I'm not a font of universal knowledge. Cultural stuff is easier than names and dates. Political history is not my meat and drink - food history, however, is very much my meat and drink.

If I can't give you a quick answer, I'll try to point you in the right direction, but I won't do significant amounts of research. I got totally stumped today, for instance, when a person wanting a precise answer on an 11th century question didn't have any sources and I wasn't willing to do 8 months research to establish them myself. That's the bottom line. Also, if you want big answers, you really want my professional self, because I'm time-poor and don't have much money, either. Email if you need my professional self. She's up to her neck in other peoples' manuscripts at the moment, but email anyway.

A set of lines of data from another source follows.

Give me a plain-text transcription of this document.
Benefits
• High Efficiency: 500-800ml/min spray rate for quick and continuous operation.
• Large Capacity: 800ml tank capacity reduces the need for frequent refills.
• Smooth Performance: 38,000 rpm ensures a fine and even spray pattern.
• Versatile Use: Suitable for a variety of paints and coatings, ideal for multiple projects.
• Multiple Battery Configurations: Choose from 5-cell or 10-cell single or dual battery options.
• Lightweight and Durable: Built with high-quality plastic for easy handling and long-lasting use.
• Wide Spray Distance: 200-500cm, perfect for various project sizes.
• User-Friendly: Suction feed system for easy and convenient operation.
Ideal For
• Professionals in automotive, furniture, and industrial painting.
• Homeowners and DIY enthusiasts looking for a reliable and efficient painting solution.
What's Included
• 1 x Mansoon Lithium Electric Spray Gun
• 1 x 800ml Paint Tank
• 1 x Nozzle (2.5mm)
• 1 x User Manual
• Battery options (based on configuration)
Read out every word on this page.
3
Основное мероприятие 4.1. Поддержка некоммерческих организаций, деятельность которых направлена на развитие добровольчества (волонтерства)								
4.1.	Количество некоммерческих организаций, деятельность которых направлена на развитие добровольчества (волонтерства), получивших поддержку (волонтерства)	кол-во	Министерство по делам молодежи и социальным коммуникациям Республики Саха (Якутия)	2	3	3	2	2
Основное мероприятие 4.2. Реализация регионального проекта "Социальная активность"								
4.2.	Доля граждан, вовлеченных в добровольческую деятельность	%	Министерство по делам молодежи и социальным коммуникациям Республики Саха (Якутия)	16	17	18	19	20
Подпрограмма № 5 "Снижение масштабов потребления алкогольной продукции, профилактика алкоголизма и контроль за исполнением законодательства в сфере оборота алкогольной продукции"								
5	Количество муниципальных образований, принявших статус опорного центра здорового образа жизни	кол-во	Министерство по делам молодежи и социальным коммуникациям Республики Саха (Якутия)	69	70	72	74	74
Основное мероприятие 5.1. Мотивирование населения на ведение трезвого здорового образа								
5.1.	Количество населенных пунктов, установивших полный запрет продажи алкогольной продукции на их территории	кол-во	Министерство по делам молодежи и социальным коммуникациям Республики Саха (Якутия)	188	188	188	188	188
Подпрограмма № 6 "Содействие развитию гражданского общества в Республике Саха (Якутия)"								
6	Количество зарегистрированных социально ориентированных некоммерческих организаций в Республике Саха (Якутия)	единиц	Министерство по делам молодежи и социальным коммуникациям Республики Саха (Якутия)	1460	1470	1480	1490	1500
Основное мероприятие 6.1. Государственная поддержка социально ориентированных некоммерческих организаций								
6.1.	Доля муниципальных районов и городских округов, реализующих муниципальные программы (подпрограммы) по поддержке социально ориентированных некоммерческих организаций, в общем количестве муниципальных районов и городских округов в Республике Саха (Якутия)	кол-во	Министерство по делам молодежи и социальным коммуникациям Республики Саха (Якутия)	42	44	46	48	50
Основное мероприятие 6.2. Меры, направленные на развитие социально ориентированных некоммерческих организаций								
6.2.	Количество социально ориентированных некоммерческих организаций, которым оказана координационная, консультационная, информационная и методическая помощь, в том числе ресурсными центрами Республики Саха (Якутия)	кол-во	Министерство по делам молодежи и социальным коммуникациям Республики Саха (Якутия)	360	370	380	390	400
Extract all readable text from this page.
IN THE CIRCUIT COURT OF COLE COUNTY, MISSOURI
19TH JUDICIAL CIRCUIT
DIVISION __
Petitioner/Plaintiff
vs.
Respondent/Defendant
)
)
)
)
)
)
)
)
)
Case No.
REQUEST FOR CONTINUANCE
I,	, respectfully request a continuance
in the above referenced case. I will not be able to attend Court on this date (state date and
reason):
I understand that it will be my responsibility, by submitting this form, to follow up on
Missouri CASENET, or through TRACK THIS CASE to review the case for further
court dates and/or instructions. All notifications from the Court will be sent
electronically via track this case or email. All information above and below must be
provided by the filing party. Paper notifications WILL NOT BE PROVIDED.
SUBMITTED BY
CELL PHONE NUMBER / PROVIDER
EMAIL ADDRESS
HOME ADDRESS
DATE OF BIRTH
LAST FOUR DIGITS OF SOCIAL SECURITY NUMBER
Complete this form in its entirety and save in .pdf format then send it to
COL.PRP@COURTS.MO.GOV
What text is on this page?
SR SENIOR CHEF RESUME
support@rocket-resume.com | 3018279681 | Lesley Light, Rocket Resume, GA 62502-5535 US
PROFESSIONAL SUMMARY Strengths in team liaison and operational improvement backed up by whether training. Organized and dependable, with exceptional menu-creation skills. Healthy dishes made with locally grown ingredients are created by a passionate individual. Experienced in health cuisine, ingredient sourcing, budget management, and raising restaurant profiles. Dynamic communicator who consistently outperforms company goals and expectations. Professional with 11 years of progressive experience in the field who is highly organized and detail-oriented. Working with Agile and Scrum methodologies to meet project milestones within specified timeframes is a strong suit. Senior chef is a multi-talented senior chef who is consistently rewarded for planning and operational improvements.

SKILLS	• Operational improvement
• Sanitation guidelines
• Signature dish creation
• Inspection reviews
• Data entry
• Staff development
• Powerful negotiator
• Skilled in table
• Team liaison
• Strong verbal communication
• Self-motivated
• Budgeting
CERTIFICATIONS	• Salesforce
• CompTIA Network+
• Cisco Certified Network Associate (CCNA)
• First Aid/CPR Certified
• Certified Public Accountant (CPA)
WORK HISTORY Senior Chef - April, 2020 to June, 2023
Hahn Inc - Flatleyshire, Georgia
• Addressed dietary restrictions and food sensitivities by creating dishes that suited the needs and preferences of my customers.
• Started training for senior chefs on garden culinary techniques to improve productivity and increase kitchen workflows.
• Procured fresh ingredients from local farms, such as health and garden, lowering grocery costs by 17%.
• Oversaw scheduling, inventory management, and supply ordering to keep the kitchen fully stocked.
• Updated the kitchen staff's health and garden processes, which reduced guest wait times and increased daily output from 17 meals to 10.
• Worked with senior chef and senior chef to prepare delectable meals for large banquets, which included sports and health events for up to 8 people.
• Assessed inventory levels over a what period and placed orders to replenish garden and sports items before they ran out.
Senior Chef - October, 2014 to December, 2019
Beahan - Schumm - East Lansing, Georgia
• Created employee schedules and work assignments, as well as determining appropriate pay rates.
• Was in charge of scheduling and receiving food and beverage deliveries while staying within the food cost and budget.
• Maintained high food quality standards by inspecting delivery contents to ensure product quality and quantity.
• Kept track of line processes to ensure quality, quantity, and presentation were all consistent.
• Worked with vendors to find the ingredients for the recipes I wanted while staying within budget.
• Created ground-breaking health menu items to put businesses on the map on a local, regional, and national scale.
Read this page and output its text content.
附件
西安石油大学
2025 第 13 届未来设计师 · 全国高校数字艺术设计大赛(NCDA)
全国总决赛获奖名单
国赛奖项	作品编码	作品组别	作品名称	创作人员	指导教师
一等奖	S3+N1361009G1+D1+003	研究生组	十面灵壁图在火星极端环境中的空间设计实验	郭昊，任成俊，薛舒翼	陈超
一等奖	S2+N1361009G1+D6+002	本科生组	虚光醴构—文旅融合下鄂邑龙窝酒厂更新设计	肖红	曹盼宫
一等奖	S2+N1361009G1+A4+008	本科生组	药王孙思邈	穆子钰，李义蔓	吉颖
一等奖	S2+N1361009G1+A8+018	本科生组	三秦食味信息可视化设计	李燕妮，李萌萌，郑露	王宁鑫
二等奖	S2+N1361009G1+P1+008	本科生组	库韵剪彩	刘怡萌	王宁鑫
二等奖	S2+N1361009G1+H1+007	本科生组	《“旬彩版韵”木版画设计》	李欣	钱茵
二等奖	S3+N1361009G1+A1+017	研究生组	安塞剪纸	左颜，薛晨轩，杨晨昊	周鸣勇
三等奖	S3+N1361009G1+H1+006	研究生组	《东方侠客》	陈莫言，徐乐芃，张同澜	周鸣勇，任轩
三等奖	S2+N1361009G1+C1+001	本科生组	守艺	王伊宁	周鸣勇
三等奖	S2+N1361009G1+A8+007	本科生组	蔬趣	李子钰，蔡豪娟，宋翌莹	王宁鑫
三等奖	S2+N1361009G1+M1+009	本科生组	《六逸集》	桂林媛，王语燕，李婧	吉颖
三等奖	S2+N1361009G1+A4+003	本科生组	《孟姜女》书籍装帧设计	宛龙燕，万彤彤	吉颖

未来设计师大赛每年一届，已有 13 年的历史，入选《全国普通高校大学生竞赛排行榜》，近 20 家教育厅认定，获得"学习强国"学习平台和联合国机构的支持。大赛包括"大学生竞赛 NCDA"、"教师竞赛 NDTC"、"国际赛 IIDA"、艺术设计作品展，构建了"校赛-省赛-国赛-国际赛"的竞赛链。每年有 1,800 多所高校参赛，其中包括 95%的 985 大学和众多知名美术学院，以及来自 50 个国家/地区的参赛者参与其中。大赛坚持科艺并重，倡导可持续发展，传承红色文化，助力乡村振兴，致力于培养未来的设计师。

Question threads are allowed to go in whatever direction they like (to be honest, that's true of answers to all my posts, but I thought it was a good idea to spell it out) and I am *not* going to answer "How long is a piece of string?" Been there and done that**.

You don't have to know me, have met me, like me, have ever read my blog before to ask questions.

This post is open to new questions until Sunday. It's also open to old questions until Sunday.




*By 'you' I mean seven people over the last two weeks, not you-reading-this-blogpost. Unless, of course, you-reading-this-blogpost asked me questions without warning over the last two weeks. What this means is that two of you are 'you' in this context.

**I get bored easily.
gillpolack: (Default)
I did say I was open to questions. I was hoping that they would all appear, nicely and neatly, in the one place. I shall continue to hope - and to answer them where they actually appear. I shall refrain from making smart-alec comments, too. This is not because I'm nice. It's because I'm doing a manuscript check for someone tonight and that poor writer (who fortunately has a sense of humour) is getting a lot of asides. I think one of them was funny. Must go and delete it and just leave the evil comments.

If that writer is reading this, she needs to read Ossian. It's an important part of her cultural education. If she reads it before I get the comments to her, she will be able to thumb her nose at me.